Gas plant expansion work for Sarens20 April 2020
Sarens recently completed Phase II expansion work at the Wapiti Gas Plant, a liquid handling and gas processing facility in Grand Prairie, Alberta, Canada.
This included installing modules, towers, and vessels on behalf of the project owner, Keyera Partnership. The project began in July of 2019 and finishes this month.
To complete the installation work, Sarens deployed the following equipment: a Demag AC 500-2, a Liebherr LTM 1400-7.1, three Tadano GR 1000XL, a National 30100C and one prime mover.
The large ATs came out of Europe through the Port of Halifax, then via rail into Edmonton, and finally on low-bed transport to the site, which took several weeks.
“The remote site location, along with weather and road conditions, affected access,” said project manager Drew Ferris. “Due to heavy rain over the summer and fall months, the roads and site were mostly deep mud.”
Because the project site is located approximately 40km down a haul road and an hour away from the nearest town, Sarens was required to coordinate among multiple parties to ensure delivery timelines and schedules were met.
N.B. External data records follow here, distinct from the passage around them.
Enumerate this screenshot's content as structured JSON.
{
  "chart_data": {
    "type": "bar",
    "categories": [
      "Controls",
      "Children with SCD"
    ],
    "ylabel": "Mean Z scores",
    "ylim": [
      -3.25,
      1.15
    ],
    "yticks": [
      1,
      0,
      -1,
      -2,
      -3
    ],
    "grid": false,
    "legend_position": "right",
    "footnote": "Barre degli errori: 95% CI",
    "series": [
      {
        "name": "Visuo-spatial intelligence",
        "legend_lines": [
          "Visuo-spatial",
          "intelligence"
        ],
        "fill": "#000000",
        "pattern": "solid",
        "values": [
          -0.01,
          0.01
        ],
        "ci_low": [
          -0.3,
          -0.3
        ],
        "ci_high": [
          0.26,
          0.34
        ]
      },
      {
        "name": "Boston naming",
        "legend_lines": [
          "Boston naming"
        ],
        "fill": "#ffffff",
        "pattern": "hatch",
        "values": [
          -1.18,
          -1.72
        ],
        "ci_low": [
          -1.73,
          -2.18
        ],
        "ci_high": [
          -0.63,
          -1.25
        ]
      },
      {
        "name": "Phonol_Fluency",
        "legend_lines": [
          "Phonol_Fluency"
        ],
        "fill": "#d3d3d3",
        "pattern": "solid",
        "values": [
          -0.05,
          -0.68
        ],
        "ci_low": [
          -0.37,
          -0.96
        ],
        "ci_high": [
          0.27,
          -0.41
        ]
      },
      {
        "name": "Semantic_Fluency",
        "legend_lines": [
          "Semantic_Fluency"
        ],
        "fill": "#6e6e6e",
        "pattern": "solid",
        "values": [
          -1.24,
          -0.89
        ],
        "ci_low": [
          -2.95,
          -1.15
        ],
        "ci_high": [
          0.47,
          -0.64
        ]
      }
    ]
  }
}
One of the biggest hurdles, however, was the uncertainty of rail delivery schedules, which postponed the arrival of both cranes.
Once on site, the cranes were assembled and annual structural inspections completed so that work could begin. Both the AC 500-2 and LTM 1400-7.1 made significant lifts in excess of 100t.
There were 40 critical lifts planned and executed on site, ranging from 3m x 3m equipment skids weighing 9t to 23m x 6m process skids weighing 108t. The project consisted of two main units for the expansion, and as Sarens installed equipment the units gradually became smaller, which required that special attention be paid to swing radii and clearances. As a result, the crew moved all the cranes around on a regular basis.
Sarens completed the heavy lift package with a contractor tower measuring 3m wide and 27m tall, and weighing 188t. This was installed with the LTM 1400-7.1.
Because work took place in an operational gas plant, it required H2S Alive training. At the project’s peak, Sarens had two supervisors and eight operators working on a three shift rotation.